Questions on lecture 10
Learning and generalization
(revisions)
14. What is the likelihood?
Predictive models learn the mapping y=f(x) or more generally P(y|x). Conversely,
generative models (which are probabilistic) learn the opposive, namely to
predict the density of x given y P(x|y). In the maximum likelihood framework,
we assume that the data was produced by a model. The model has some parameters.
The goodness-of-fit of "likelihood" is the probability that the data was
produced by the model, for a given choice of parameters.
Likelihood = Proba (data | model).
15. What means “maximum likelihood”?
The maximum likelihood method of inference chooses the set of parameters
of the model that maximize the likelihood.
17.
What is Bayesian learning?
In Bayesian learning, one assumes that the data was drawn from a double
random process: first a function f is drawn according to a "prior" distribution
P(f), then data pairs are drawn D={xi, f(xi)}. In Bayesian learning, one seeks to
estimate for a new example x the probability P(y|x,D) by integrating
over all possible choices of f, using P(f|D): P(y|x,D) = integral
P(y|x,f) dP(f|D).
18. What is a prior? What is a posterior?
P(f) is the prior on function space. Our revised opinion, after we have
seen the data, is called the posterior P(f|D).
19. What is Maximum A Posteriori estimation (MAP)?
The Bayesian approach requires computing a difficult intergral. Instead,
we can select only one function f that maximizes P(f|D). This is the Maximum
A Posteriori (MAP) approach. We use Bayes' formula P(f|D)P(D)=P(D|f)P(f) so
that we can replace the maximization of P(f|D) by that of P(D|f)P(f), where
P(D|f) is the likelihood and P(f) the prior.

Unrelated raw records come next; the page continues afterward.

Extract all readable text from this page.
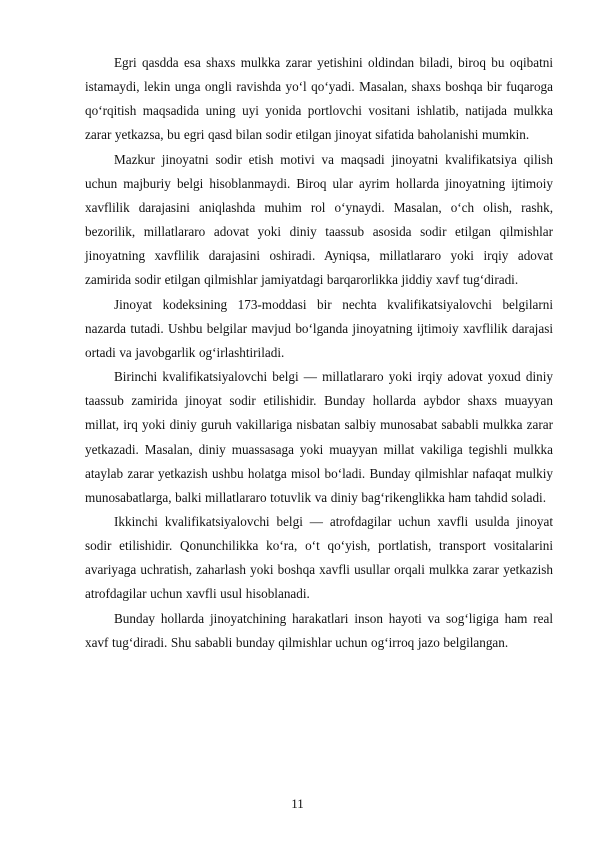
Egri qasdda esa shaxs mulkka zarar yetishini oldindan biladi, biroq bu oqibatni istamaydi, lekin unga ongli ravishda yo‘l qo‘yadi. Masalan, shaxs boshqa bir fuqaroga qo‘rqitish maqsadida uning uyi yonida portlovchi vositani ishlatib, natijada mulkka zarar yetkazsa, bu egri qasd bilan sodir etilgan jinoyat sifatida baholanishi mumkin.

Mazkur jinoyatni sodir etish motivi va maqsadi jinoyatni kvalifikatsiya qilish uchun majburiy belgi hisoblanmaydi. Biroq ular ayrim hollarda jinoyatning ijtimoiy xavflilik darajasini aniqlashda muhim rol o‘ynaydi. Masalan, o‘ch olish, rashk, bezorilik, millatlararo adovat yoki diniy taassub asosida sodir etilgan qilmishlar jinoyatning xavflilik darajasini oshiradi. Ayniqsa, millatlararo yoki irqiy adovat zamirida sodir etilgan qilmishlar jamiyatdagi barqarorlikka jiddiy xavf tug‘diradi.

Jinoyat kodeksining 173-moddasi bir nechta kvalifikatsiyalovchi belgilarni nazarda tutadi. Ushbu belgilar mavjud bo‘lganda jinoyatning ijtimoiy xavflilik darajasi ortadi va javobgarlik og‘irlashtiriladi.

Birinchi kvalifikatsiyalovchi belgi — millatlararo yoki irqiy adovat yoxud diniy taassub zamirida jinoyat sodir etilishidir. Bunday hollarda aybdor shaxs muayyan millat, irq yoki diniy guruh vakillariga nisbatan salbiy munosabat sababli mulkka zarar yetkazadi. Masalan, diniy muassasaga yoki muayyan millat vakiliga tegishli mulkka ataylab zarar yetkazish ushbu holatga misol bo‘ladi. Bunday qilmishlar nafaqat mulkiy munosabatlarga, balki millatlararo totuvlik va diniy bag‘rikenglikka ham tahdid soladi.

Ikkinchi kvalifikatsiyalovchi belgi — atrofdagilar uchun xavfli usulda jinoyat sodir etilishidir. Qonunchilikka ko‘ra, o‘t qo‘yish, portlatish, transport vositalarini avariyaga uchratish, zaharlash yoki boshqa xavfli usullar orqali mulkka zarar yetkazish atrofdagilar uchun xavfli usul hisoblanadi.

Bunday hollarda jinoyatchining harakatlari inson hayoti va sog‘ligiga ham real xavf tug‘diradi. Shu sababli bunday qilmishlar uchun og‘irroq jazo belgilangan.

11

21. What is “regularization”? What is a “ridge”?
Regularization is a means of solving "ill-posed" problems, such as inverting
a matrix which is not invertible. The penalty term lambda ||w||2
in ridge regression is called a regularizer. The positive coefficient lambda
is called "ridge".
Learning and generalization
(new)
24. What is the correspondance
between maximum likelihood and empirical risk minimization?
The likelihood of a model can be converted to a risk functional via the
formula:
R[f] = - log P(D|f)
For i.i.d. data, P(D|f) can be decomposed as the product of P(xi,yi|f). The risk being the sum of the losses
for the example patterns, the loss function is then given by:
L(f(xi), yi) = - log P(xi,yi|f)
Conversely, the risk may be interpreted
as an "energy". A likelihood can be defined following the Boltzman distribution
P(D|f)= exp -R[f]/T, where T is a "temperature" parameter.
With this correspondance, minimizing
the risk is equivalent to maximizing the likelihood.
25. What is the correspondance
between MAP and regularized risk minimization?
In the MAP framework, we maximize
the product of the likelihood and the prior P(D|f)P(f). A regularized risk functional may be
obtained by taking the negative log:
R[f] = - log P(D|f) - log
P(f)
where - log P(f) takes the role of the regularizer.
26. What is the correspondance
between ridge regression, weight decay, Gaussian processes, and ARD priors?
Assume a linear model f(x)=w.x+b is used. Ridge regression
means least-square regression with a 2-norm regularizer ||w||2.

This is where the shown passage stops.